N.C.P. Marketing Group, Inc. v. BG Star Productions, Inc.
Headline: Court refuses to resolve split over whether companies in bankruptcy can keep nonassignable contracts, leaving lower courts’ tests intact and affecting firms with patent or copyright licenses.
Holding: The Court declined to review the split over whether a company reorganizing in bankruptcy may assume nonassignable contracts, leaving the lower courts’ conflict between the hypothetical and actual tests unresolved.
- Leaves lower-court split over contract assumption unresolved.
- Creates continued uncertainty for reorganizing firms with nonassignable licenses.

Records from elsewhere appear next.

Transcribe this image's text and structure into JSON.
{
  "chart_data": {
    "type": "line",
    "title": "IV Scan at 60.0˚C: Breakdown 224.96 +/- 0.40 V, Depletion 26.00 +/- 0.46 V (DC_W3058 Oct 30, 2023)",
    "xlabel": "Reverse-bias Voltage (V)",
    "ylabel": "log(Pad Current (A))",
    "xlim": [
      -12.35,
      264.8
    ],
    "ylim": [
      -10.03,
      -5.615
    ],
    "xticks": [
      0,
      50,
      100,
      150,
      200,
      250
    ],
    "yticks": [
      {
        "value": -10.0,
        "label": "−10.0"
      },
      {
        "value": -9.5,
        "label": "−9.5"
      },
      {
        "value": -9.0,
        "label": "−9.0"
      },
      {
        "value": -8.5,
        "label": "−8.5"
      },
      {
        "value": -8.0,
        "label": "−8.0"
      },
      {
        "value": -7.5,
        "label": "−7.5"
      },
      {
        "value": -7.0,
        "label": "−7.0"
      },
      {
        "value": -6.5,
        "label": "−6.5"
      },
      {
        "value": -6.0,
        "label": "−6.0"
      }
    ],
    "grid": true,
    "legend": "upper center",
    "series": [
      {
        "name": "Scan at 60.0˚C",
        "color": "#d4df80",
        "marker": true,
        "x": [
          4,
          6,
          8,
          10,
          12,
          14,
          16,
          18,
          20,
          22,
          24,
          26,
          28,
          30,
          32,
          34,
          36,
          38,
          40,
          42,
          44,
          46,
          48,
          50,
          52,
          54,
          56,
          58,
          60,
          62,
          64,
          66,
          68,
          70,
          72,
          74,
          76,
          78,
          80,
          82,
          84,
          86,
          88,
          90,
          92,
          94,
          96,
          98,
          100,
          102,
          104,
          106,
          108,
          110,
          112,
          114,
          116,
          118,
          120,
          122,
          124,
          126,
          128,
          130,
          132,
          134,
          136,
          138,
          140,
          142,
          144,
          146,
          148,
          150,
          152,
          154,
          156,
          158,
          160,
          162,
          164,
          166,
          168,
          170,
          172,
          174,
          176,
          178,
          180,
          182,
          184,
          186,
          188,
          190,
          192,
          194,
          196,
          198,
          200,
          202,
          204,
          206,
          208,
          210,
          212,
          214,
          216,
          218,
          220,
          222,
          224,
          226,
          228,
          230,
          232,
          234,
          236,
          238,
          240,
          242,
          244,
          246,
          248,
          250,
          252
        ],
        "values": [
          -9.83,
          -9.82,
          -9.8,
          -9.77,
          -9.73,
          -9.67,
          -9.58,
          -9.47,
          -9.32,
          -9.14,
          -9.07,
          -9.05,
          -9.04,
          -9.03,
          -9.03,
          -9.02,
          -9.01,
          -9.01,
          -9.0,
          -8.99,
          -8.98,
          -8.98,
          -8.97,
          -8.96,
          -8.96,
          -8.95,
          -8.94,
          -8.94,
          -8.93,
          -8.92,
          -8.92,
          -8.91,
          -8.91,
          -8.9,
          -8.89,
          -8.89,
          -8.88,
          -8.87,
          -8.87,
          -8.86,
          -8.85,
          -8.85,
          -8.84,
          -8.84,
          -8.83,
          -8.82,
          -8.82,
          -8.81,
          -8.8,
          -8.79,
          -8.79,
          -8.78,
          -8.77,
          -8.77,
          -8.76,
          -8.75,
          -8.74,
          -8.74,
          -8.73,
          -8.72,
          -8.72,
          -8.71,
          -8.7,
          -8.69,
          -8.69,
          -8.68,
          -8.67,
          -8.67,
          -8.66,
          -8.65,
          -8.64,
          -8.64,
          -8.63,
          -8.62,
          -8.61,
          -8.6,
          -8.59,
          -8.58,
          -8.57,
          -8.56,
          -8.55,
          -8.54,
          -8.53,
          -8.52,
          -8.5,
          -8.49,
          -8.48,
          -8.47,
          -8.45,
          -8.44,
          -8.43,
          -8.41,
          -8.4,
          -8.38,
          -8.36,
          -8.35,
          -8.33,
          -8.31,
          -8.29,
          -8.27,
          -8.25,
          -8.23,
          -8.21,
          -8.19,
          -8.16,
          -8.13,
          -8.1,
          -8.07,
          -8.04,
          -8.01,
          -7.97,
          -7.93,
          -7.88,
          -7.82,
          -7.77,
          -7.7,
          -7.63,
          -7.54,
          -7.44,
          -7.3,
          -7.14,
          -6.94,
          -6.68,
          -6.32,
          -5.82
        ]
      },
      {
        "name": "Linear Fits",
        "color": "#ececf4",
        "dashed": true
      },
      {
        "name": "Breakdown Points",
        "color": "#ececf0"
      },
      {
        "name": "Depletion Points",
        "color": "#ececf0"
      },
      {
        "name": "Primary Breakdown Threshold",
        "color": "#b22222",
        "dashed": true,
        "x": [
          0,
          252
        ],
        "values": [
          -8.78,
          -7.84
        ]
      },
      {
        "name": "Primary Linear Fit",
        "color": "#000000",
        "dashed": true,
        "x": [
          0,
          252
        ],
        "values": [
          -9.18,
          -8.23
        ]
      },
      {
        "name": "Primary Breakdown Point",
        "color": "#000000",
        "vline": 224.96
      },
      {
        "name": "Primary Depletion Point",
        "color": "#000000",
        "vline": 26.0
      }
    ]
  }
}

- Allows contract counterparties to retain leverage in some courts.
Summary
Background
A company trying to reorganize under Chapter 11 (known as a debtor-in-possession) and the other parties to its contracts disagree about whether the reorganizing company can keep and continue performing contracts that cannot be assigned to someone else. The conflict turns on Section 365 of the Bankruptcy Code and affects leases, ongoing contracts, and licenses. Some appeals courts apply a “hypothetical test” that bars assumption if the contract could not be assigned. Other courts use an “actual test” and allow assumption so long as there is no real intent to assign. The Ninth Circuit adopted the hypothetical test, and other courts vary in their approach.
Reasoning
The central question was whether the Supreme Court should take this case to resolve the split about assuming nonassignable contracts. Justice Kennedy, joined by Justice Breyer, explained that although the dispute is important for bankruptcy courts and businesses, this particular case was not a suitable vehicle for deciding the issue. The statement notes that resolving the question here might require first answering related state-law and trademark-protection issues. For those reasons, the Court declined to review the matter and left the lower-court disagreement undisturbed.
Real world impact
Because the Court denied review, the disagreement among lower courts remains. Companies that depend on patent or copyright licenses and other nonassignable contracts may still face different outcomes in different courts. The decision to deny review is not a final ruling on the legal question, so the issue could be settled later in a different case that is better suited for review.